A 'China Boy' Looks Back
By Nicholas Platt, Asia Society President Emeritus
Excerpted from China Boys: How U.S. Relations with the PRC Began and Grew (Vellum, 2010)
I spoke with Richard Nixon for the first and last time on February 28, 1972, the night the Shanghai Communiqué was signed.
I arrived early for the meeting at the official guesthouse. The president was sitting in a flowered silk dressing gown over an open-collar shirt and trousers, a long, fat cigar in one hand and a tall scotch and soda in the other. He looked drained but satisfied with what he had accomplished. What an extraordinary-looking man he was up close! Huge head, small body, duck feet, puffy cheeks, "about three walnuts apiece," my notes indicated, and pendant jowls hanging down, the entire combination exuding authority.

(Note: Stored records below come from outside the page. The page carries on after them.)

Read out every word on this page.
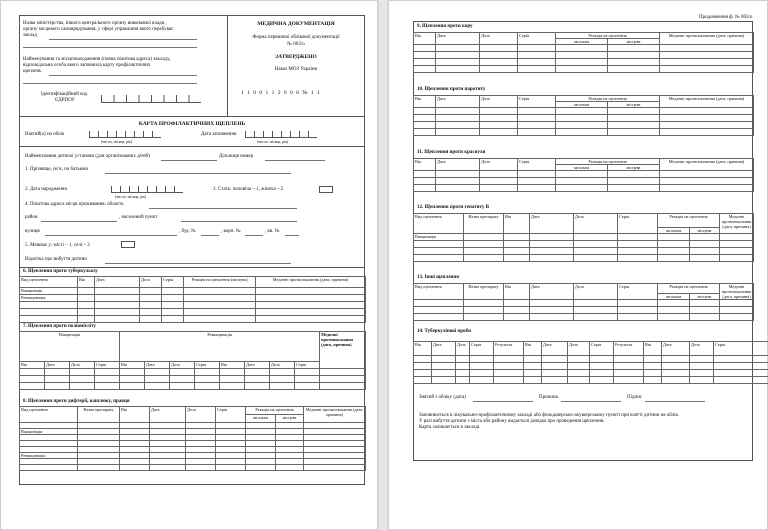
Назва міністерства, іншого центрального органу виконавчої влади,
органу місцевого самоврядування, у сфері управління якого перебуває
заклад
Найменування та місцезнаходження (повна поштова адреса) закладу,
відповідальна особа якого заповнила карту профілактичних
щеплень
Ідентифікаційний код
ЄДРПОУ
МЕДИЧНА ДОКУМЕНТАЦІЯ
Форма первинної облікової документації
№ 063/о
ЗАТВЕРДЖЕНО
Наказ МОЗ України
1 1 0 0 1 1 2 0 0 6 № 1 1
КАРТА ПРОФІЛАКТИЧНИХ ЩЕПЛЕНЬ
Взятий(а) на облік
(число, місяць, рік)
Дата заповнення
(число, місяць, рік)
Найменування дитячої установи (для організованих дітей)	Дільниця номер
1. Прізвище, ім’я, по батькові
2. Дата народження
(число, місяць, рік)
3. Стать: чоловіча – 1, жіноча – 2
4. Поштова адреса місця проживання: область
район	, населений пункт
вулиця	, буд. №	, корп. №	, кв. №
5. Мешкає у: місті – 1, селі – 2
Відмітка про вибуття дитини
6. Щеплення проти туберкульозу
Вид щеплення	Вік	Дата	Доза	Серія	Реакція на щеплення (місцева)	Медичні протипоказання (дата, причина)
Вакцинація						
Ревакцинація						

7. Щеплення проти поліомієліту
Вакцинація				Ревакцинація								Медичні протипоказання (дата, причина)
Вік	Дата	Доза	Серія	Вік	Дата	Доза	Серія	Вік	Дата	Доза	Серія	

8. Щеплення проти дифтерії, кашлюку, правця
Вид щеплення	Назва препарату	Вік	Дата	Доза	Серія	Реакція на щеплення		Медичні протипоказання (дата, причина)
						загальна	місцева	

Вакцинація								

Ревакцинація								

Продовження ф. № 063/о
9. Щеплення проти кору
Вік	Дата	Доза	Серія	Реакція на щеплення		Медичні протипоказання (дата, причина)
				загальна	місцева	

10. Щеплення проти паротиту
Вік	Дата	Доза	Серія	Реакція на щеплення		Медичні протипоказання (дата, причина)
				загальна	місцева	

11. Щеплення проти краснухи
Вік	Дата	Доза	Серія	Реакція на щеплення		Медичні протипоказання (дата, причина)
				загальна	місцева	

12. Щеплення проти гепатиту В
Вид щеплення	Назва препарату	Вік	Дата	Доза	Серія	Реакція на щеплення		Медичні протипоказання (дата, причина)
						загальна	місцева	
Вакцинація								

13. Інші щеплення
Вид щеплення	Назва препарату	Вік	Дата	Доза	Серія	Реакція на щеплення		Медичні протипоказання (дата, причина)
						загальна	місцева	

14. Туберкулінові проби
Вік	Дата	Доза	Серія	Результат	Вік	Дата	Доза	Серія	Результат	Вік	Дата	Доза	Серія

Знятий з обліку (дата)	Причина	Підпис
Заповнюється в лікувально-профілактичному закладі або фельдшерсько-акушерському пункті при взятті дитини на облік.
У разі вибуття дитини з міста або району видається довідка про проведення щеплення.
Карта залишається в закладі.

Secretary of State William P. Rogers, my boss, came in. H.R. Haldeman was already there, hair close-cropped, yellow legal pad and sharp pencils close to hand. Assistant Secretary Marshall Green and John Holdridge from Kissinger's staff arrived a bit later, and the discussion began. These men, the leading Asia experts in the U.S. government, were leaving on a tour of Asian capitals the next day to explain what Nixon had accomplished in China the past week.
The President did virtually all the talking. He shaped the individual approach our experts would take with each leader at every stop, based on his own knowledge and personal relationship with him. "Tell [Philippine President] Marcos I said . . . " "Make sure [Korean President] Park understands . . . " "[Japanese Prime Minister] Sato should bear in mind that . . . " The president had a personal message for each.
Nixon predicted a generally favorable reaction from Asia's leaders. Only Taiwan had reason for disappointment, he said. However, Chiang Kai-shek could be confident that we would maintain our security commitment. .... Anyway, Nixon concluded, where else could he turn? The President implied from his remarks that he was also well aware of the difficulties his China visit would cause the Soviets.
Nixon's performance was a tour-de-force, close-up confirmation of his repute as the great foreign policy president of his time. The experts were not advising him what they should say. He was telling them. As the meeting came to an end, he made a point of thanking each of us for our work. Secretary Rogers introduced me to him as one of the new China specialists in the State Department. I told Nixon that I had spent ten years preparing for this trip and was grateful to him for making it happen.
He accompanied me to the door of his suite, placing an avuncular flowered arm on my shoulder as we went. "Well," he said, as we reached the door, "you China boys are going to have a lot more to do from now on."